### The Approach

At the time this post will go live, the draft will be 10 days away! With that in mind, its time for the second of my series of blog posts about using mock draft data to predict the NFL Draft. In my last blog post, I layed out my theory of mock drafts and how I think about using mock drafts as a way of assessing a player’s stock throughout the NFL Draft process. This post aims to get a bit deeper into the data and statistical aspects of using mock draft data to predict the actual outcomes of the NFL Draft.

I decided to start down the road for this project by exploring mock draft data for the 2018 NFL Draft, which means that 2018 is the only draft I have data for, which is a small sample but its all I’ve got and as good a place to start as any. For my 2018, I collected the data by hand (more on that choice another time) with a focus on getting a diverse sample of mock drafts from media members, fans, and draft experts. Ultimately, I collected *395 mock drafts*: *229* from fans, *90* from the media, and *76* from experts. This might sound like a lot but for the 2019 draft, I’ve collected more than double this number of mock drafts. This will ideally make any estimates I make using the mock draft data less-noisy in terms of the spread of mock draft selections for each draft-eligible player.

Because we have to start from somewhere, I thought it was a good idea to explore how well the basic measures of central tendenency in data: the average, the median, and a weighted average based on how far (in numbers of days) a mock draft is from the date of the actual NFL Draft. From there, we can move into model-based estimates using two basic statistical estimation tools: the linear regression and the Loess regression.

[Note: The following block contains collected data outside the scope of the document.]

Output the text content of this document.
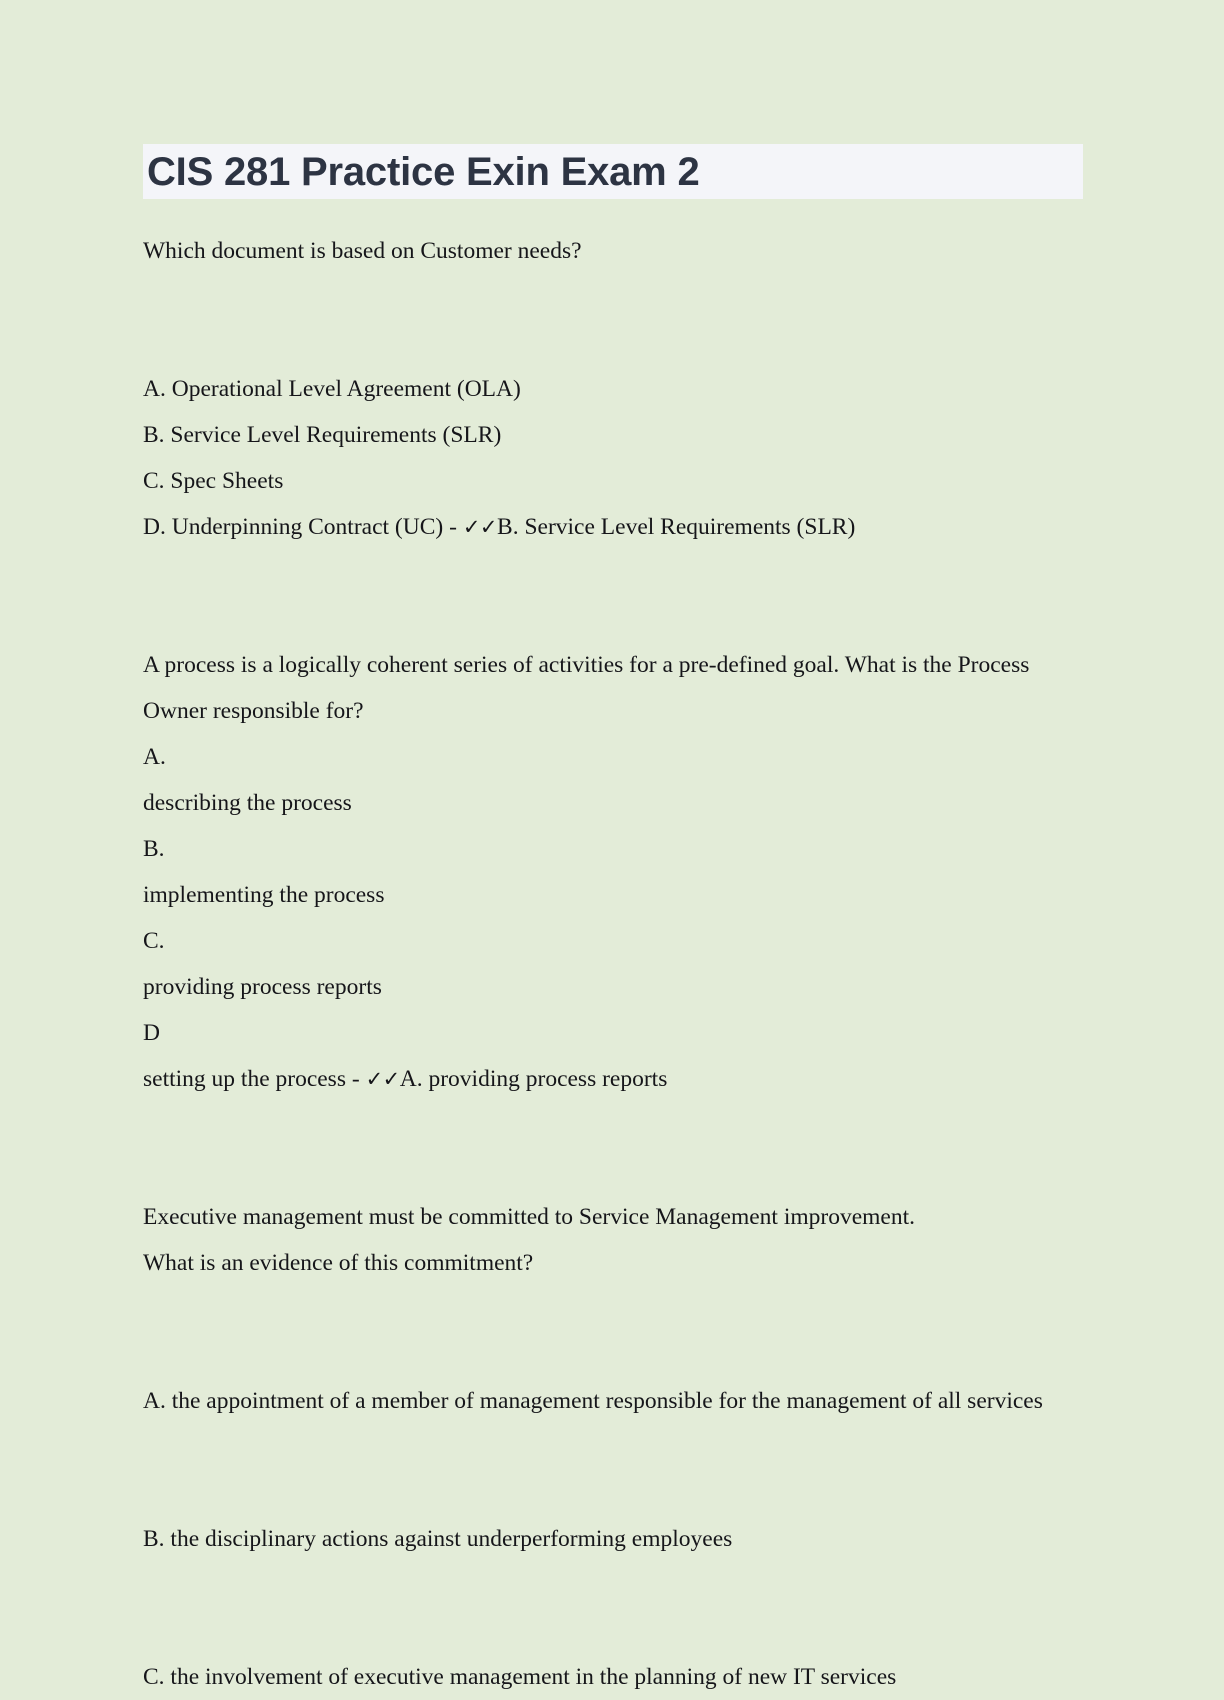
CIS 281 Practice Exin Exam 2

Which document is based on Customer needs?

A. Operational Level Agreement (OLA)

B. Service Level Requirements (SLR)

C. Spec Sheets

D. Underpinning Contract (UC) - ✓✓B. Service Level Requirements (SLR)

A process is a logically coherent series of activities for a pre-defined goal. What is the Process

Owner responsible for?

A.

describing the process

B.

implementing the process

C.

providing process reports

D

setting up the process - ✓✓A. providing process reports

Executive management must be committed to Service Management improvement.

What is an evidence of this commitment?

A. the appointment of a member of management responsible for the management of all services

B. the disciplinary actions against underperforming employees

C. the involvement of executive management in the planning of new IT services
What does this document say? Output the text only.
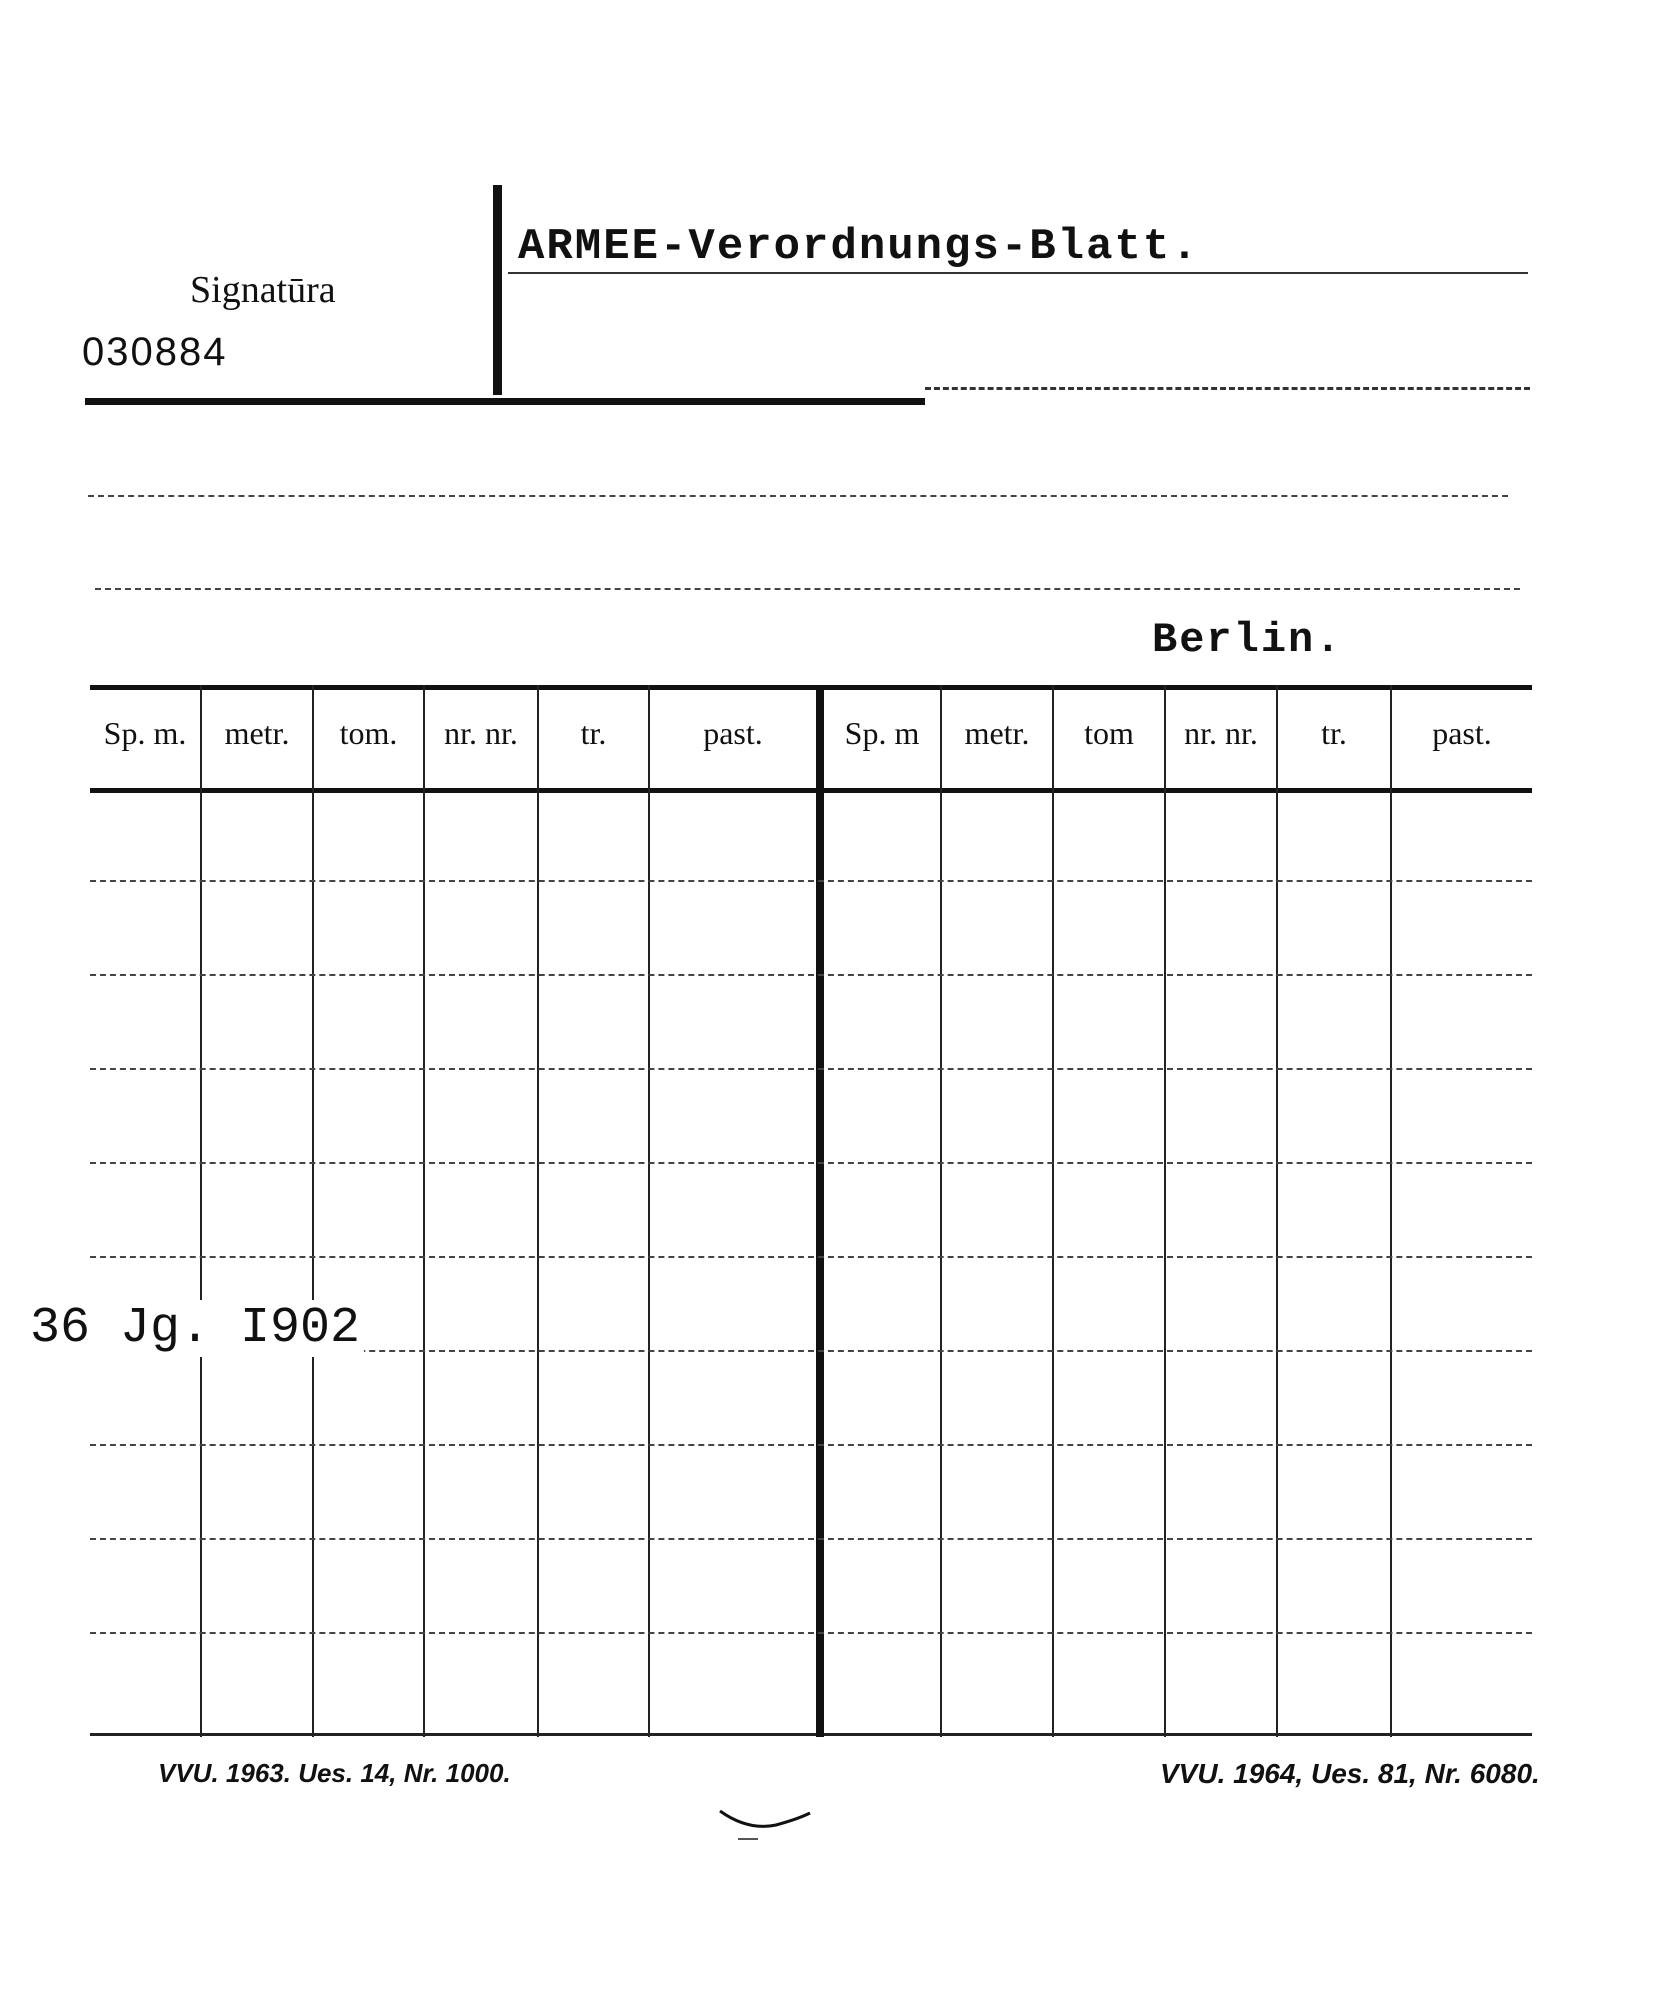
Signatūra
030884
ARMEE-Verordnungs-Blatt.
Berlin.
Sp. m.	metr.	tom.	nr. nr.	tr.	past.	Sp. m	metr.	tom	nr. nr.	tr.	past.
36 Jg. I902
VVU. 1963. Ues. 14, Nr. 1000.	VVU. 1964, Ues. 81, Nr. 6080.
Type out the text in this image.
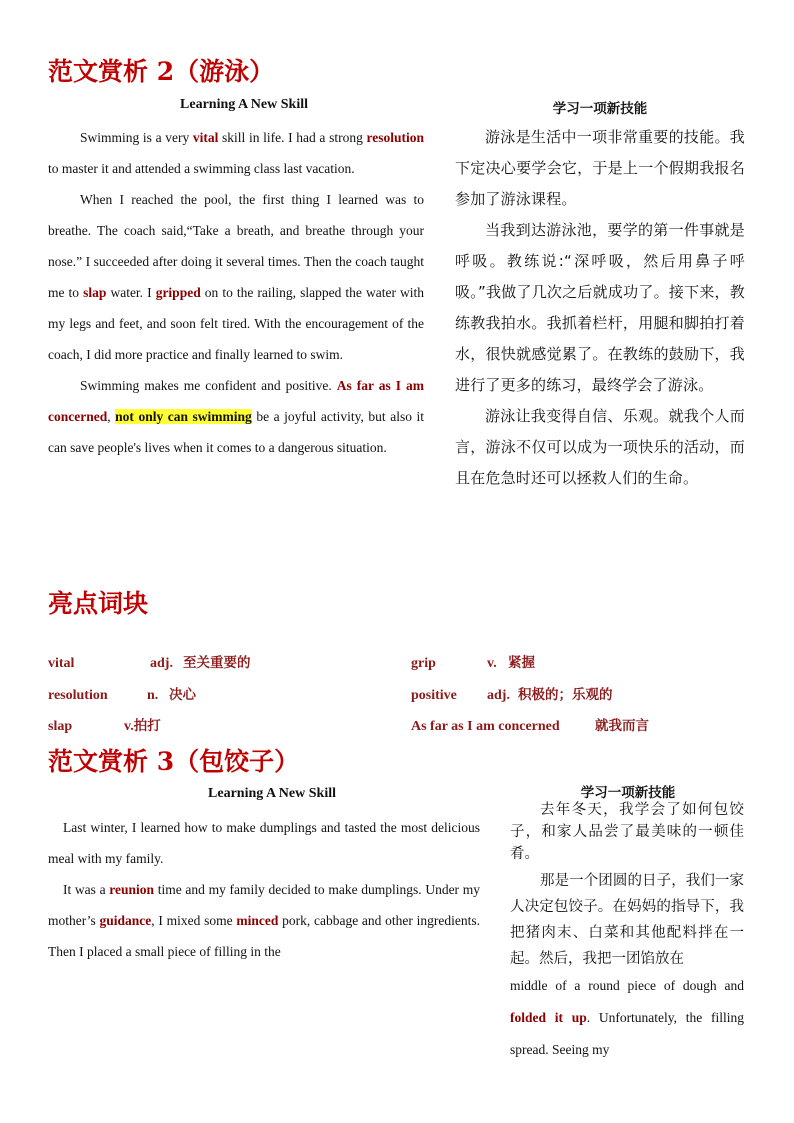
范文赏析 2（游泳）
Learning A New Skill	学习一项新技能

Swimming is a very vital skill in life. I had a strong resolution to master it and attended a swimming class last vacation.

When I reached the pool, the first thing I learned was to breathe. The coach said,“Take a breath, and breathe through your nose.” I succeeded after doing it several times. Then the coach taught me to slap water. I gripped on to the railing, slapped the water with my legs and feet, and soon felt tired. With the encouragement of the coach, I did more practice and finally learned to swim.

Swimming makes me confident and positive. As far as I am concerned, not only can swimming be a joyful activity, but also it can save people's lives when it comes to a dangerous situation.

游泳是生活中一项非常重要的技能。我下定决心要学会它，于是上一个假期我报名参加了游泳课程。

当我到达游泳池，要学的第一件事就是呼吸。教练说:“深呼吸，然后用鼻子呼吸。”我做了几次之后就成功了。接下来，教练教我拍水。我抓着栏杆，用腿和脚拍打着水，很快就感觉累了。在教练的鼓励下，我进行了更多的练习，最终学会了游泳。

游泳让我变得自信、乐观。就我个人而言，游泳不仅可以成为一项快乐的活动，而且在危急时还可以拯救人们的生命。

亮点词块
vital	adj. 至关重要的	grip	v. 紧握
resolution	n. 决心	positive adj. 积极的；乐观的
slap	v.拍打	As far as I am concerned	就我而言
范文赏析 3（包饺子）
Learning A New Skill	学习一项新技能

Last winter, I learned how to make dumplings and tasted the most delicious meal with my family.

It was a reunion time and my family decided to make dumplings. Under my mother’s guidance, I mixed some minced pork, cabbage and other ingredients. Then I placed a small piece of filling in the

去年冬天，我学会了如何包饺子，和家人品尝了最美味的一顿佳肴。

那是一个团圆的日子，我们一家人决定包饺子。在妈妈的指导下，我把猪肉末、白菜和其他配料拌在一起。然后，我把一团馅放在

middle of a round piece of dough and folded it up. Unfortunately, the filling spread. Seeing my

A linear regression take a series of points and tries to fit a line of best fit in the data based off where the points cluster to minimize the difference between your prediction and the actual outcomes you’re trying to predict. In this case, we’re trying to use mock draft data to predict actual NFL draft selections. A loess regression takes a slightly different approach in that it attempts to fit a line through your data but attempts *smooth* the data you provide it to account for change over time, which is often why its known as a “moving regression”.

Let’s begin by setting up the data and calculating the basic summary statistics for our draft eligible players in mock drafts.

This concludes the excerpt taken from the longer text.